Thursday, 8 July 2010

Horseland



May Star was born on the 1st of May 1998. An Icelandic foal taking her first few tottery steps below the great western glacier of Snæfellsjökull. Named in a burst of revolutionary zeal, twelve years later she finds herself taking me on a gentle tourist trek around her domain.

She uses just her first and second gears, a sedate walk across a summer wildflower meadow towards the seashore and then a brisk trot along the lava sands. Sensibly, she keeps her other three available gaits under wraps, realising that she has a rather tentative day tripper on board rather than a seasoned horseman in a horned hat. May Star is a five-gaiter mare, capable of the additional steps and paces that are the unique inheritance of the pure-bred Icelandic horse - the tolt and the flying pace both of which allow the horse to cover slippery, sharp-edged terrain with relative ease.

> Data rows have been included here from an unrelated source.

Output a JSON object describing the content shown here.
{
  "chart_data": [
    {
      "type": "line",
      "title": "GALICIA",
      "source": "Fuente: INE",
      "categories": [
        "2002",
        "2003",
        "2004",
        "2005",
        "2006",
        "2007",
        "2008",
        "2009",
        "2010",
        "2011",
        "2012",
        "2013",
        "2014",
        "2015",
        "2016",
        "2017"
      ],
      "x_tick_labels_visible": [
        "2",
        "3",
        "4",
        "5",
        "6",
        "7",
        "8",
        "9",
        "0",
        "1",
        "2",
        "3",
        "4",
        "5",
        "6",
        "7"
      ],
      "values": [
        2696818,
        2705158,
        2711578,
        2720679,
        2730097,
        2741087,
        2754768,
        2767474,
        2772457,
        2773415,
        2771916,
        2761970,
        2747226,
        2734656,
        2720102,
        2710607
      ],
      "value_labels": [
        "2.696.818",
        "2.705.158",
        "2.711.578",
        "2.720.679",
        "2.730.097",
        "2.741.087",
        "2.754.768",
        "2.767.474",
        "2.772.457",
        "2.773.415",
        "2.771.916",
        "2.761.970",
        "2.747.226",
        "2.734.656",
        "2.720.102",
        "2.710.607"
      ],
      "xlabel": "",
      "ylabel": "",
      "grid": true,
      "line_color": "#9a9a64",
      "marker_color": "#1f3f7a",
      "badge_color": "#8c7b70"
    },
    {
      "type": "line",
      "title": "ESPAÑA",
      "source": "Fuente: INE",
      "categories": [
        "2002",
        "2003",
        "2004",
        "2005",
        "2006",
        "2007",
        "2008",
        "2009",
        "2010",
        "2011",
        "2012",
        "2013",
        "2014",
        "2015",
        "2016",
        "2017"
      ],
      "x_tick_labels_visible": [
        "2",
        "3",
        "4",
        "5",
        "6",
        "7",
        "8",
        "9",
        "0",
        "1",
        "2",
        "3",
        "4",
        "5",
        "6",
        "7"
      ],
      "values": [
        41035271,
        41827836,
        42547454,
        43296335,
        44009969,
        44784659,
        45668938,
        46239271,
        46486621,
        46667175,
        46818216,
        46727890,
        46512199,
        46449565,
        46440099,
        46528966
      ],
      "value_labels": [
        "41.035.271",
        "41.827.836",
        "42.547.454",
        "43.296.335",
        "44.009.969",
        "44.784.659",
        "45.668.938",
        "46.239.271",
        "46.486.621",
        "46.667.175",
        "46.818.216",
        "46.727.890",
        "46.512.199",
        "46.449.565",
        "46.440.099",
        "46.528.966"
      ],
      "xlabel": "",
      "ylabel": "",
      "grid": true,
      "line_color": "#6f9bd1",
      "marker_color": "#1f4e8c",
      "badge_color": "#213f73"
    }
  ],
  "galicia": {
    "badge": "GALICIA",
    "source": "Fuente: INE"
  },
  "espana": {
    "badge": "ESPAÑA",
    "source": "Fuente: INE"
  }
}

She is a beautiful horse. I got into trouble for describing her as a 'pony' before I first mounted her and from the saddle looking out over that straw mane she is definitely all horse. Although there is apparently no equivalent word for the mildly disparaging 'pony' in Icelandic, there are over a hundred different specialist terms for describing the colour of an Icelandic horse's coat. May Star is a blonde to my untutored, easily pleased eye but by the time I was bobbing up and down on her back, I had learned sufficient horse manners not to mention this to her. We crossed a small meltwater stream rushing over its bed of jagged volcanic debris without missing a beat.

Riding through an Icelandic landscape, it's easy to see why it has spawned a whole cast of spirit dwellers or the 'hidden people' as they are known. To the unseeing eye it is empty. To those watching we are a familiar couple plodding along. A hoary urban myth beloved of travel guide writers is that one in four Icelanders claim to have had intimate relations with elves or hobgoblins or sprites or trolls or whoever, depending on their base muggle taste presumably. I wonder who May Star sees in the Atlantic spray as we trot along the tide mark.

Iceland is a spectacular geology lesson laid out for all the hand-rubbing glee of generations of geography field trip organisers. The Snæfellsjökull's gleaming peak teases us like a shy bride behind her shifting veil of cloud. Ahead of us lies the petrified lava field of Budahraun - a fan-shaped arrested estuary of volcanic overspill - as if a giant's pot of treacle had boiled over and then been frozen solid in a twitch of the ice queen's wand.

My queen for the day is leading me on towards the midnight sun and home.